Eventually time provided me with children of my own and the luxury of staying home with them. Imagine my surprise to turn on a newer version of children's television and finding shows completely inappropriate for my little darlings to watch. I found the PBS station and was surprised to see my beloved Mr. Rogers still there -- older, more gray but still the same calm presence amongst the chaos.

"Mister Rogers' Neighborhood" was not an exciting show, and that is why I liked it. Fred Rogers had such a wonderfully kind manner about him that I will personally miss. I know he taped his last show a couple of years ago, and I am sure the show will continue being shown on PBS for many years to come.

What makes me sad is knowing that the world has lost such a kind soul as Fred Rogers. And for the millions of children he has touched throughout their lives, remember one thing: "I like you just the way you are."

Chester, Va.

Valuable television

I work as a free-lance video cameraman in Pittsburgh and was privileged to work with Fred Rogers many times over the past 25 years.

A few years ago, I was hired to shoot a segment for one of Fred's "visits," a part of the program that was taped outside the studio. We were visiting an emergency medical center, so Fred could show his neighbors what it was like to be in an ambulance.

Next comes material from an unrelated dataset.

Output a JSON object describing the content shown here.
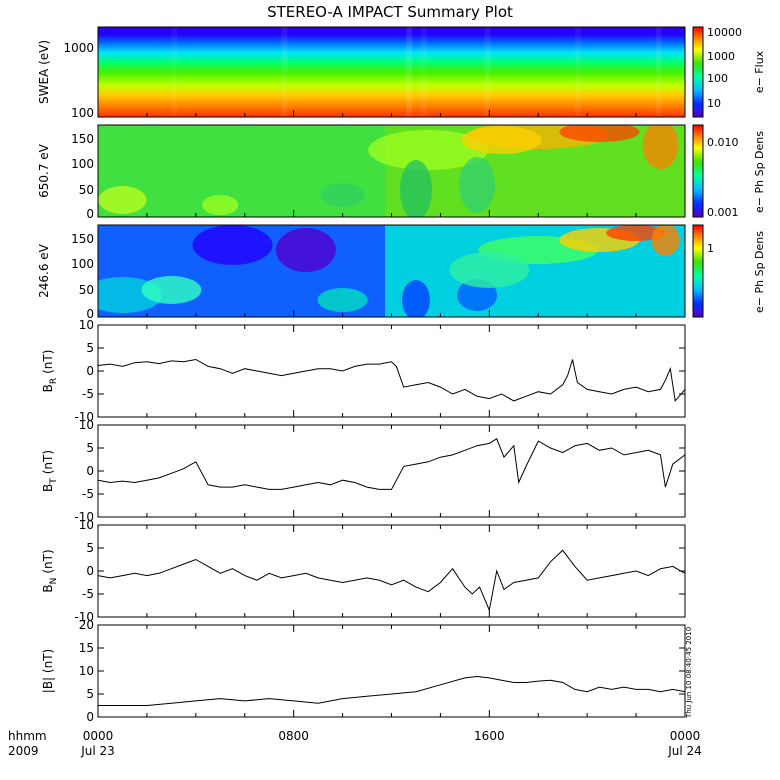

My father in Indiana had suffered a heart attack a few days before the scheduled shoot. He turned out to be all right, but I called the producer to let her know that I was flying in the morning of the shoot date, and that I might be a little late. When I came in, Fred said hello, hugged me, and then asked, "Chris, would you like to talk about your dad?"

The setup for the first shot ground to a halt, as Fred and I talked for 15 minutes, so I could tell him all about my father. There I was, a 45-year-old man, being consoled by Mister Rogers, and he cared.

Ludicrous, some may say, but I felt better about my life, and about my neighborhood. Fred never failed to ask me about my three daughters, all of them loyal viewers, and all of them tender and thoughtful grown-ups. When my grandson Ben was born, Fred Rogers sent him an autographed picture and advised me to hug him a lot.

Those of us in town who were lucky enough to work with him knew we were shooting worthwhile and valuable television. He was a sweet, gentle and generous man, and I will miss him.